Narrative Lectionary Key Verse for Today
NL Daily Devotion for Thursday, November 17, 2022
by R. M. Fergus, Clergy Stuff
Having delivered the diatribe against Jerusalem, Micah now brings the promise. And while everyone knows the “swords into plowshares and spears into pruning hooks” line, what jumped out at me in this read was the quote above. When Israel is restored and God’s holy mountain established, who will God gather to be God’s people? The disabled. The outcasts. The ones who have been afflicted. (It says the ones whom God has afflicted, but I personally don’t believe God directly afflicts anyone. People afflict people. Random acts of nature afflict people.
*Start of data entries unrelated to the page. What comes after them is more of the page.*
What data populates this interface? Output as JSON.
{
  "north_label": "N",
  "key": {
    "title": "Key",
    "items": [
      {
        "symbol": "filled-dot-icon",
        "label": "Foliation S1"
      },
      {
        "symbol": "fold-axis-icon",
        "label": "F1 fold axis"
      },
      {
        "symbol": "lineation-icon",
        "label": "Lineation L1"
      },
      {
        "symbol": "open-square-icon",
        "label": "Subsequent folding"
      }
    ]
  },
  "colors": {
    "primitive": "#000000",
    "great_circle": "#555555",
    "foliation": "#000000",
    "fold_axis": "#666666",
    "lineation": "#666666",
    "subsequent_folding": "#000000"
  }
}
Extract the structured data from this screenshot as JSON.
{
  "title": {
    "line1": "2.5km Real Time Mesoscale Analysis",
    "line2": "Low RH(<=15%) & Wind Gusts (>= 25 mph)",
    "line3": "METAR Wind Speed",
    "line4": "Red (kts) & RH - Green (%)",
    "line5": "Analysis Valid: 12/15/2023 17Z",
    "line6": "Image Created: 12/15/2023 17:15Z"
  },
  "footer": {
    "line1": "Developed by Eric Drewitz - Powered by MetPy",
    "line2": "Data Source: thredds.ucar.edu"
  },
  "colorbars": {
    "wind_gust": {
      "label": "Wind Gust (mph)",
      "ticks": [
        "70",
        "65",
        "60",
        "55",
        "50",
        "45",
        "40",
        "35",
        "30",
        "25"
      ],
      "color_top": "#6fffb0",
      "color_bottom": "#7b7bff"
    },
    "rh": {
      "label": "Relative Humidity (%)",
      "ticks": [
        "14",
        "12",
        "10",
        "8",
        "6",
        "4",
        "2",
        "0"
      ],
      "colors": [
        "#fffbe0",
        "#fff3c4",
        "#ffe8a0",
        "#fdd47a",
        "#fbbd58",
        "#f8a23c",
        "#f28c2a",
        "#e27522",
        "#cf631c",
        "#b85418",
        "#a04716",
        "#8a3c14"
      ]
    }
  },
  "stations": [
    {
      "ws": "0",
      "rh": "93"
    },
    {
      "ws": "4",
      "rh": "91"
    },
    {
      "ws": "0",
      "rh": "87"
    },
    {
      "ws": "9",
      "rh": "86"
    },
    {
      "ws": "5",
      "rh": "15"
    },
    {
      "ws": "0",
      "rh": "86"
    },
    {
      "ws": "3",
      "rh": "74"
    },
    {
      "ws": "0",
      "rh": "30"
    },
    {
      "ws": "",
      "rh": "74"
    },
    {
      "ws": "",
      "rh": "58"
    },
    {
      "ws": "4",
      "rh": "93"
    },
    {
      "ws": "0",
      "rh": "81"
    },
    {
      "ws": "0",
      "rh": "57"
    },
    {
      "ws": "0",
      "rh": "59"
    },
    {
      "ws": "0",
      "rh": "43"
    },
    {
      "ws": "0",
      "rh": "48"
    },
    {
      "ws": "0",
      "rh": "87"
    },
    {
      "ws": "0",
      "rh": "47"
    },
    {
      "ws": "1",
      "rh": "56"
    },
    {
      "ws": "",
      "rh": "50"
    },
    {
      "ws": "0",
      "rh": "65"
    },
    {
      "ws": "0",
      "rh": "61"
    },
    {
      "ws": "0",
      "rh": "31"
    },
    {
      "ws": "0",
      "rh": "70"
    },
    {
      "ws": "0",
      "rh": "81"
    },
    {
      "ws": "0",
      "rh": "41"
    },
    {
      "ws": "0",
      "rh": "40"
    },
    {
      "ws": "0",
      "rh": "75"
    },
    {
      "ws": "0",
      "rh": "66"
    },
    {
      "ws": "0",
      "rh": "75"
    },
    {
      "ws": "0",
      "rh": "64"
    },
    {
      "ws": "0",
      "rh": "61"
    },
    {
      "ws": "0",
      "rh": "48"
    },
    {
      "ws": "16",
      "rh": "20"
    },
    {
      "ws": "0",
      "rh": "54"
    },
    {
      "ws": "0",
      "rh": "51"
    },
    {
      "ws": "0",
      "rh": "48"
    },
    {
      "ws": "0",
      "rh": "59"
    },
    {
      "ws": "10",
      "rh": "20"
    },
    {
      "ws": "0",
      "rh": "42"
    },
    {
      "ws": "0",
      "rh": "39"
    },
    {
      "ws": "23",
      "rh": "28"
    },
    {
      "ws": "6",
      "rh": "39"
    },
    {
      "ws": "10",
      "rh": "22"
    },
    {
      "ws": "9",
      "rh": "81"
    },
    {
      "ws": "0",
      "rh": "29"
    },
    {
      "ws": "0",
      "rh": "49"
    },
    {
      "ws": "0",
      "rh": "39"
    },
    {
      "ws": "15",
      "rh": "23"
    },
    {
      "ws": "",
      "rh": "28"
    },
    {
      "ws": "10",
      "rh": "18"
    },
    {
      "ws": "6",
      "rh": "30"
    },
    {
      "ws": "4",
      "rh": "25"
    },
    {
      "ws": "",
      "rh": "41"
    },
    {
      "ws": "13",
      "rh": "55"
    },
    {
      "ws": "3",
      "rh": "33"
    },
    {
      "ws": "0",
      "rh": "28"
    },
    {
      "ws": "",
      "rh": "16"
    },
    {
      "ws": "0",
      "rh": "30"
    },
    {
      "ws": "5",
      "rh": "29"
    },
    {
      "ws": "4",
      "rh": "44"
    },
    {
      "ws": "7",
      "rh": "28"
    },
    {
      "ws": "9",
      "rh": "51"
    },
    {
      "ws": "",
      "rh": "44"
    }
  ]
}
Maybe God is taking credit for things God didn’t directly do here.)
Just think about that. God’s people are restored, and they are all the people who didn’t fit in, who were oppressed, who suffered. It’s not the wealthy and powerful who get to come back and reclaim their glory days.
This isn’t to say that we are left out now—those of us who have not experienced this sort of suffering, ostracism, or injustice. We, too, are included in the promise, because we are imperfect and in need of grace, which is its own affliction.
For all Micah’s diatribe against the corrupt, I have to believe they are also included in the end, and might come, chagrinned for their actions and flabbergasted by God’s grace, into that blessed place and live in eternal communion—even friendship—with those they had once harmed. If I believe God’s love is unconditionally for everyone, and that God can work miracles, why not this one?
How do I imagine the reign of God to be in its purest form?